His team also introduced an innovative, engagement action-planning process called Echo meetings. It is a bottom-up total associate engagement approach and process where associates can air their concerns with business leadership, as well as define actions that can improve overall engagement. “These are not communications meetings that are simply showing results of the survey. These sessions are what I would call meaningful conversations with our associates,” Parsons says. “Conversations are at the minimum a two-way. It’s much more personable; it enables people to express how they really feel. This kind of total involvement in the solution truly is the way to higher levels of associate engagement.”
Key outcomes of these sessions have been the need to develop more dedicated investment in the growth and development of associates, and action plans have been developed to directly address this feedback, according to Parsons.
On the talent-management front, human resources has also begun defining and solidifying its talent-management practices. This enables a uniform and consistent total-company approach to assessing, growing, and preparing talent for new roles.
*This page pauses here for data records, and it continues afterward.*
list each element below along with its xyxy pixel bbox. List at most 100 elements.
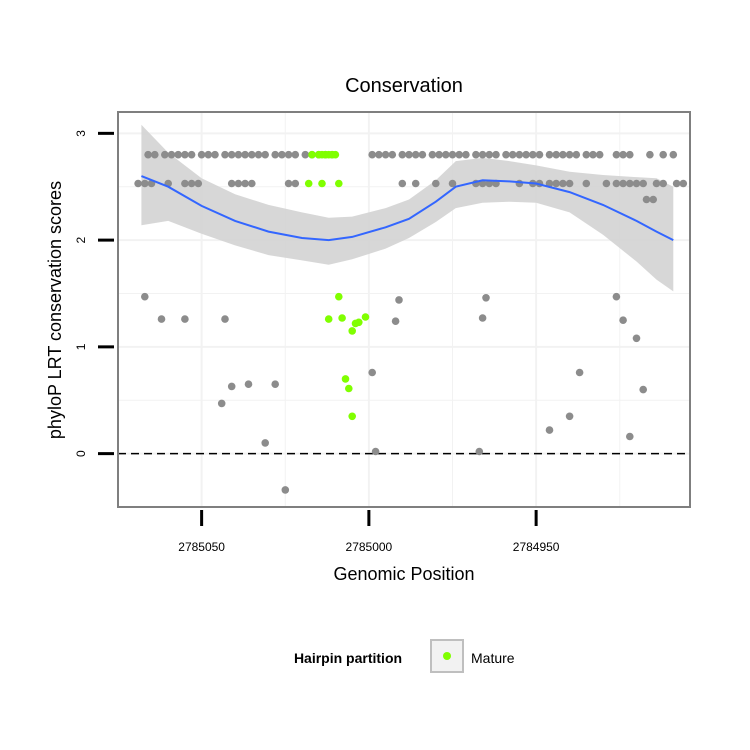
confidence-ribbon-layer <box>141 124 674 292</box>
data-point-other <box>278 150 286 159</box>
data-point-mature <box>308 150 316 159</box>
data-point-other <box>462 150 470 159</box>
data-point-other <box>435 150 443 159</box>
data-point-other <box>455 150 464 159</box>
data-point-other <box>167 150 176 159</box>
data-point-other <box>612 150 621 159</box>
data-point-other <box>492 150 500 159</box>
data-point-other <box>248 150 256 159</box>
data-point-other <box>204 150 213 159</box>
x-axis-title: Genomic Position <box>333 564 474 584</box>
data-point-other <box>284 179 293 188</box>
legend-label-mature: Mature <box>471 650 515 666</box>
x-tick-label: 2785050 <box>178 540 225 554</box>
data-point-other <box>545 426 554 434</box>
data-point-other <box>221 315 229 323</box>
data-point-other <box>197 150 206 159</box>
data-point-other <box>659 150 667 159</box>
data-point-other <box>442 150 450 159</box>
data-point-other <box>221 150 229 159</box>
data-point-other <box>405 150 413 159</box>
data-point-other <box>181 315 189 323</box>
y-tick-label: 0 <box>74 450 88 457</box>
y-tick-label: 2 <box>74 236 88 243</box>
data-point-other <box>632 334 641 343</box>
data-point-other <box>545 179 554 188</box>
data-point-other <box>529 150 537 159</box>
data-point-mature <box>331 150 340 159</box>
data-point-other <box>157 315 166 323</box>
data-point-other <box>398 150 407 159</box>
data-point-other <box>559 150 567 159</box>
data-point-other <box>134 179 142 188</box>
data-point-other <box>448 150 457 159</box>
data-point-other <box>679 179 688 188</box>
data-point-other <box>502 150 510 159</box>
data-point-other <box>418 150 427 159</box>
data-point-other <box>181 150 189 159</box>
data-point-other <box>187 179 196 188</box>
data-point-other <box>144 150 152 159</box>
data-point-other <box>227 382 236 391</box>
data-point-mature <box>324 315 333 323</box>
panel-border <box>117 111 691 508</box>
data-point-other <box>508 150 517 159</box>
data-point-mature <box>318 179 326 188</box>
data-point-other <box>398 179 407 188</box>
data-point-other <box>639 385 647 394</box>
data-point-other <box>619 316 627 325</box>
data-point-other <box>141 179 149 188</box>
data-point-other <box>595 150 604 159</box>
data-point-other <box>391 317 400 326</box>
data-point-other <box>639 179 647 188</box>
data-point-other <box>672 179 681 188</box>
data-point-mature <box>304 179 313 188</box>
data-point-other <box>582 179 591 188</box>
data-point-other <box>515 179 524 188</box>
data-point-other <box>482 294 490 302</box>
data-point-other <box>626 150 634 159</box>
data-point-other <box>254 150 263 159</box>
data-point-other <box>395 296 403 304</box>
data-point-other <box>565 179 574 188</box>
data-point-mature <box>348 327 357 335</box>
data-point-other <box>291 150 300 159</box>
data-point-mature <box>341 375 350 383</box>
data-point-other <box>227 150 236 159</box>
data-point-other <box>371 447 380 456</box>
data-point-other <box>515 150 524 159</box>
data-point-mature <box>361 313 370 321</box>
data-point-other <box>271 380 280 389</box>
data-point-other <box>619 150 627 159</box>
data-point-other <box>626 432 634 441</box>
panel-background <box>118 112 690 507</box>
data-point-mature <box>335 292 343 301</box>
data-point-other <box>217 399 226 408</box>
data-point-other <box>271 150 280 159</box>
data-point-other <box>582 150 591 159</box>
data-point-other <box>281 486 290 494</box>
data-point-other <box>141 292 149 301</box>
y-tick-label: 3 <box>74 130 88 137</box>
data-point-other <box>565 150 574 159</box>
y-tick-label: 1 <box>74 343 88 350</box>
y-axis-title: phyloP LRT conservation scores <box>45 181 65 439</box>
x-axis: 2785050 2785000 2784950 <box>178 510 560 554</box>
smooth-line-layer <box>141 175 674 242</box>
y-axis: 0 1 2 3 <box>74 130 114 457</box>
data-point-other <box>626 179 634 188</box>
data-point-mature <box>345 384 353 393</box>
data-point-other <box>535 150 544 159</box>
data-point-other <box>619 179 627 188</box>
data-point-other <box>261 150 270 159</box>
data-point-other <box>522 150 530 159</box>
data-point-other <box>612 179 621 188</box>
data-point-other <box>291 179 300 188</box>
data-point-other <box>552 179 560 188</box>
legend-mature-key <box>443 652 451 660</box>
data-point-other <box>181 179 189 188</box>
data-point-other <box>241 150 249 159</box>
data-point-other <box>428 150 437 159</box>
data-point-other <box>234 179 243 188</box>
An example is the clear and accurate definition of what potential, and being promotable, means in the organization, as well as ensuring the right succession planning is in place at Stage Stores. Parsons adds that this includes processes for proactively growing and preparing associates for a position opening, and informing them ahead of time.
Such transparency about this process pays dividends in terms of trust and loyalty, and developing the talent pipeline for the future, according to Parsons. “It’s disingenuous when you don’t tell people where they stand; they deserve to know that,” he says. “It goes back to our core value of integrity, that you should be fair and honest with people. My experience has been that most people are very appreciative, because they know how they’re tracking. If leaders have the potential to move up, they need to know, but also have access to the experiences and programs they require to get there. If they do not, they need to know that as well.”
So even in a headwind, Parsons is determined that the company continues to boldly invest in its people and its locations as dividends are already being realized throughout Stage Stores. “If you wait and don’t continue to invest in your people and store base—doing remodels and investing in trying to get the right talent in place—when things come around, you could be two or three years behind,” Parsons says. “We don’t want that. Our teams’ driving compass is that our current work and future strategies should never be constrained by a lack of growing. We’re contributing engaged and high-performing talent—customer and business focused—and always doing the right thing.”